Keeping warm in the Winter can come down to the proper equipment. But if it's not working properly, that equipment can lead to a deadly blaze.

Schmidt said, "Heating units such as furnaces, space heaters, fire places are a big one. A lot of times it's due to maintenance issues. We always recommend to have your furnace, fireplace, chimneys, everything like that inspected by a professional at the beginning of the year."

While heating units are the number one cause of home fires in Winter, a close second is electrical issues, especially with extra devices running.

"A lot of people don't understand that space heaters often time take quite a bit of energy to run. That big draw in power causes that wiring to heat up in a wall so anytime we're plugging in and running more than we normally do and we experience circuits or fuses popping or tripping, chances are there's a reason for that," said Schmidt.

Another big issue during the holidays is trying to use one outlet to power multiple things.

"If you do have to plug in more than one item in an outlet, make sure that that outlet is rated for it," Schmidt said. "Don't use those multi-plug adapters, use a surge protector type device instead. It's going to be a lot safer."

The best way to protect your home from a fire is something that does not change no matter the temperature.
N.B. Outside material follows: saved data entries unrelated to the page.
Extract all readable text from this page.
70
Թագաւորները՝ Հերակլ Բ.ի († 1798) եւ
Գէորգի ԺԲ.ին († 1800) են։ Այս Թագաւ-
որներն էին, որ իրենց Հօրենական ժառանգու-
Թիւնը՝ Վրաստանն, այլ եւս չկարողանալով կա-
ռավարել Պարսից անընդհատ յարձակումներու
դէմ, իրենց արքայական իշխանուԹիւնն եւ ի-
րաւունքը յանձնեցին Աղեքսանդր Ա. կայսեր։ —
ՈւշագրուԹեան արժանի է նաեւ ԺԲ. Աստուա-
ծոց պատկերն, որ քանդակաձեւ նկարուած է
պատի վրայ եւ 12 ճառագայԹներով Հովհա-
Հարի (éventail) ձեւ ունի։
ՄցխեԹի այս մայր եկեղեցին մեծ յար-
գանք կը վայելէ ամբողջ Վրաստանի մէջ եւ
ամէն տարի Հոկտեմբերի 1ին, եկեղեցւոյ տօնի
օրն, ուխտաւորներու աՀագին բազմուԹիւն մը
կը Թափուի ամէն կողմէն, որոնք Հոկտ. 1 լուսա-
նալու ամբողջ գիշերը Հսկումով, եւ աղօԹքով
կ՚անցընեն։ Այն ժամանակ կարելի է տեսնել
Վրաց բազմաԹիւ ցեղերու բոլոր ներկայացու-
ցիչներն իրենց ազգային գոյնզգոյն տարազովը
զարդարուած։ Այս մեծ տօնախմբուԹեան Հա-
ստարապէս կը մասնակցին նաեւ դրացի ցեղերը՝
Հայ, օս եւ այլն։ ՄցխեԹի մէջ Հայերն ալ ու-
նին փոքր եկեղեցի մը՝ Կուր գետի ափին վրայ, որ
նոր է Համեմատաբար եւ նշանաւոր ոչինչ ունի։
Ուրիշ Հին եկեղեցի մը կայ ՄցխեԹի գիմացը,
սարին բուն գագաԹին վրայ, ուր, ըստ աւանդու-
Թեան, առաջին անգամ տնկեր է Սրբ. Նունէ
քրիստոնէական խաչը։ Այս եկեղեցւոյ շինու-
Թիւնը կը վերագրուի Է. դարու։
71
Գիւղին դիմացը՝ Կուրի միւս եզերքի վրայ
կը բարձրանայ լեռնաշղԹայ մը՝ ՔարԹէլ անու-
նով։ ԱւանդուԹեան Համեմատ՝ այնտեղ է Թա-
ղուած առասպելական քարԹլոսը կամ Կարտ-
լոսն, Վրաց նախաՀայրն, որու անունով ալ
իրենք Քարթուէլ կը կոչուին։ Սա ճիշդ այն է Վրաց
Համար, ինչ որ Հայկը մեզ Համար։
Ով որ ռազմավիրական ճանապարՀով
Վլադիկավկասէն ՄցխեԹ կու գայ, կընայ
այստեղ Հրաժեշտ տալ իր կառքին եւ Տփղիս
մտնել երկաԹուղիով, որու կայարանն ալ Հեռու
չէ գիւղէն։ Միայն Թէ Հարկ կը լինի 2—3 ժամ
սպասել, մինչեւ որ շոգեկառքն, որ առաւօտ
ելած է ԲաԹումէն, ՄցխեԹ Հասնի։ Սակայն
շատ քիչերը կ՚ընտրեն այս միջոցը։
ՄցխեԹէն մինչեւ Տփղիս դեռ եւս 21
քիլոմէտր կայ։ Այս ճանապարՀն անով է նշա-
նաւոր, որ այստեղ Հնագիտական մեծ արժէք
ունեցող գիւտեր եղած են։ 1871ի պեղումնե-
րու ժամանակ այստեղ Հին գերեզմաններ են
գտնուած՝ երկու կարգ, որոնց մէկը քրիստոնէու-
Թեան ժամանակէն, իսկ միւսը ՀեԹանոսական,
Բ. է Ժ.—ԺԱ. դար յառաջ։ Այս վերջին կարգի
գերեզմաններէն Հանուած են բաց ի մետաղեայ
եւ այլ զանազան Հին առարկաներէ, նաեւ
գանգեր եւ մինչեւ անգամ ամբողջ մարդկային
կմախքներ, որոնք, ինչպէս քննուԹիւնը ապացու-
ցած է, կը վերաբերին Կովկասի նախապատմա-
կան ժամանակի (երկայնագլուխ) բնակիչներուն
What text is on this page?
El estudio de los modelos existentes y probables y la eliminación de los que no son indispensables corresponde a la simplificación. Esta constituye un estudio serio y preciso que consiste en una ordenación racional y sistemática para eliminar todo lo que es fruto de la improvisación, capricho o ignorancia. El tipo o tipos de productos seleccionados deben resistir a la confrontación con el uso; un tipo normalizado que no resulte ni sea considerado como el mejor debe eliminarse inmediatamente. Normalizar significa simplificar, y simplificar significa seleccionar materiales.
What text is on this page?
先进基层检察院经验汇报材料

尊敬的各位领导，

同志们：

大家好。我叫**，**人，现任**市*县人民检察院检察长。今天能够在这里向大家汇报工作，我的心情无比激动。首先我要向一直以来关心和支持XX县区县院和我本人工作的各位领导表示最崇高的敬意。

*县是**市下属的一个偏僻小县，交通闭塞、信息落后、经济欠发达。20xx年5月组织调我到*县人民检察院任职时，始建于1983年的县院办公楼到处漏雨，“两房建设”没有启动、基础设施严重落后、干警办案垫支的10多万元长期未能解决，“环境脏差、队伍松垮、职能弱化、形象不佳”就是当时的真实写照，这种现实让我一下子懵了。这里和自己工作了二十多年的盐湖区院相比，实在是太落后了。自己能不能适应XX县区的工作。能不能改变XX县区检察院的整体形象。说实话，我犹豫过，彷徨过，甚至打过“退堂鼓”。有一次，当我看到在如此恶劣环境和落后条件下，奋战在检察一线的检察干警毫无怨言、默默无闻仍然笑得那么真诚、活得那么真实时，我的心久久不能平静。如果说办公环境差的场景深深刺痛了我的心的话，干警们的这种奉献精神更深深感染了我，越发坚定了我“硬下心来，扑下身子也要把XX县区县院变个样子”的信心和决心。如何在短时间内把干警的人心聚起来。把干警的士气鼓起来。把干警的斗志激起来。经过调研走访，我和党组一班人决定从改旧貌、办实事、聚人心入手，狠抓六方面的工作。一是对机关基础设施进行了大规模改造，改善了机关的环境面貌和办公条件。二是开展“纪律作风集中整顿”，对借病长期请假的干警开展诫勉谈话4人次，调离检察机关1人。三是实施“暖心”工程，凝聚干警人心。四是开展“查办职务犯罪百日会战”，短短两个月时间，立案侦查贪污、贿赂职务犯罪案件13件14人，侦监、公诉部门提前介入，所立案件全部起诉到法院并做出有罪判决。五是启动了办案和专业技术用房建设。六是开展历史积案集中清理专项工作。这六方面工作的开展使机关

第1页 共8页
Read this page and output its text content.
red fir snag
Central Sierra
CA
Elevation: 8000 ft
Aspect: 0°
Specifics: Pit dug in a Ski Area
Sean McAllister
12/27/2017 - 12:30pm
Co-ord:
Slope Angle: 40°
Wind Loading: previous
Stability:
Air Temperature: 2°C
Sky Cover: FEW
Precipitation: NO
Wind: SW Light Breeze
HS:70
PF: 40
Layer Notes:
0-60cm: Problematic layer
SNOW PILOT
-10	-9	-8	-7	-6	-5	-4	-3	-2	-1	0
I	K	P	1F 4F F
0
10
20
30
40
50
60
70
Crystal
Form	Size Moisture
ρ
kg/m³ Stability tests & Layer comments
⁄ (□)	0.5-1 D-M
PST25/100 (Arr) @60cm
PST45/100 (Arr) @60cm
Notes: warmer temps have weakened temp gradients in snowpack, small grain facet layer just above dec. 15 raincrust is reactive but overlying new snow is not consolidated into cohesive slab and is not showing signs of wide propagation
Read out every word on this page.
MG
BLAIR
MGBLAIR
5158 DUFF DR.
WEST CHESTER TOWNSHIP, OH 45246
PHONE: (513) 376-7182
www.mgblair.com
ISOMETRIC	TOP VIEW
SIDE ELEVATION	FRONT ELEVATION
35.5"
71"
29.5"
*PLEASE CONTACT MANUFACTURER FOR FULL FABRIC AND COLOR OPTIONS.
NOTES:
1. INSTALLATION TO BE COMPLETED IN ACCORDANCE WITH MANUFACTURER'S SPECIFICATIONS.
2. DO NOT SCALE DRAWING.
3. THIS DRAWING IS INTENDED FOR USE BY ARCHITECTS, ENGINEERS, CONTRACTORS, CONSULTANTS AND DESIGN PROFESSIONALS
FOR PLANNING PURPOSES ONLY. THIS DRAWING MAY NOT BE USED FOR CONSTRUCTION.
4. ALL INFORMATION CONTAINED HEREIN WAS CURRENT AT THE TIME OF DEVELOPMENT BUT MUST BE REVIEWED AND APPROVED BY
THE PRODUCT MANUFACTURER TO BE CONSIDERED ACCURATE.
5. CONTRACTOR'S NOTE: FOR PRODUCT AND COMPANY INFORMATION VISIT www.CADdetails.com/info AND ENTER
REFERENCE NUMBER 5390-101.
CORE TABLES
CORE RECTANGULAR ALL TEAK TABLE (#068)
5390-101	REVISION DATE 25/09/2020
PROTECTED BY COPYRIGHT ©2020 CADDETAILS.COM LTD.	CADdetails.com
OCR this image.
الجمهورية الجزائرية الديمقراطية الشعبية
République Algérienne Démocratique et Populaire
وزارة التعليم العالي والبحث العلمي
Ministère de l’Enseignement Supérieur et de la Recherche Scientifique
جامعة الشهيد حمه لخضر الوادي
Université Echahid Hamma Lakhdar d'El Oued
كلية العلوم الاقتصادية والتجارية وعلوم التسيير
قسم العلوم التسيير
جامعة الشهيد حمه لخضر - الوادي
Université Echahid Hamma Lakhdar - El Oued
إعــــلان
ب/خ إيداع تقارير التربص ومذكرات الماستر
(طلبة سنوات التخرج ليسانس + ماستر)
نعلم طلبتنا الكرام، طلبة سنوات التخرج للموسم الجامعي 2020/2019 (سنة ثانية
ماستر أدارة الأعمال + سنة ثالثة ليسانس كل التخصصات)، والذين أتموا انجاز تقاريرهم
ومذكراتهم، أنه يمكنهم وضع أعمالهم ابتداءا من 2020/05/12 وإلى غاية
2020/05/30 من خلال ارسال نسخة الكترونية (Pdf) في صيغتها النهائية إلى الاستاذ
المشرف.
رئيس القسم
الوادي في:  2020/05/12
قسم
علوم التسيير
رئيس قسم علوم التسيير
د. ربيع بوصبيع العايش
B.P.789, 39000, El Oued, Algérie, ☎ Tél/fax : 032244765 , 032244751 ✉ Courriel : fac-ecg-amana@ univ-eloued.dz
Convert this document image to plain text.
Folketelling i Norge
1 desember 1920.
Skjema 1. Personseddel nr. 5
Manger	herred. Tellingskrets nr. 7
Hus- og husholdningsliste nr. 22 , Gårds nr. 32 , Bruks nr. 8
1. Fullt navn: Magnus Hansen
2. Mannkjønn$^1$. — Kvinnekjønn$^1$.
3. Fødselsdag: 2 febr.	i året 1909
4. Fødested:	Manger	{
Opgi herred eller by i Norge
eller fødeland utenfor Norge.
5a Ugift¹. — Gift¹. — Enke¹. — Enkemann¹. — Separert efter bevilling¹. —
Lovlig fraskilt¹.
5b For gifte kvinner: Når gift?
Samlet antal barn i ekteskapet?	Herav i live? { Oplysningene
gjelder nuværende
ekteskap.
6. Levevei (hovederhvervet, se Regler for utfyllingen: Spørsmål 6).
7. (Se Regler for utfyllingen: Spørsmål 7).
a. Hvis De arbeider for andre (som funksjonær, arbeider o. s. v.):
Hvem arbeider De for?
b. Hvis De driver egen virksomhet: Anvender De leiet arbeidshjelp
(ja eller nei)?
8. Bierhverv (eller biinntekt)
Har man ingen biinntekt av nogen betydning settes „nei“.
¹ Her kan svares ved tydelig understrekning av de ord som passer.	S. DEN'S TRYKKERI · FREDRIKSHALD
Schmidt said, "We always preach smoke detectors on every floor, in each bedroom and outside the sleeping areas. It does take some time, but certain items such as a dry Christmas tree or outlet in a wall, that fire has either a real good chance of getting a quick start or is hidden for a while is dangerous."

Another important device is at least one carbon monoxide detector in the home, but Schmidt recommends one on each level.

Schmidt said his hope for the future is to do home inspections by request. Right now if you want your home inspected, the fire department will do it, but only when time and personnel allow.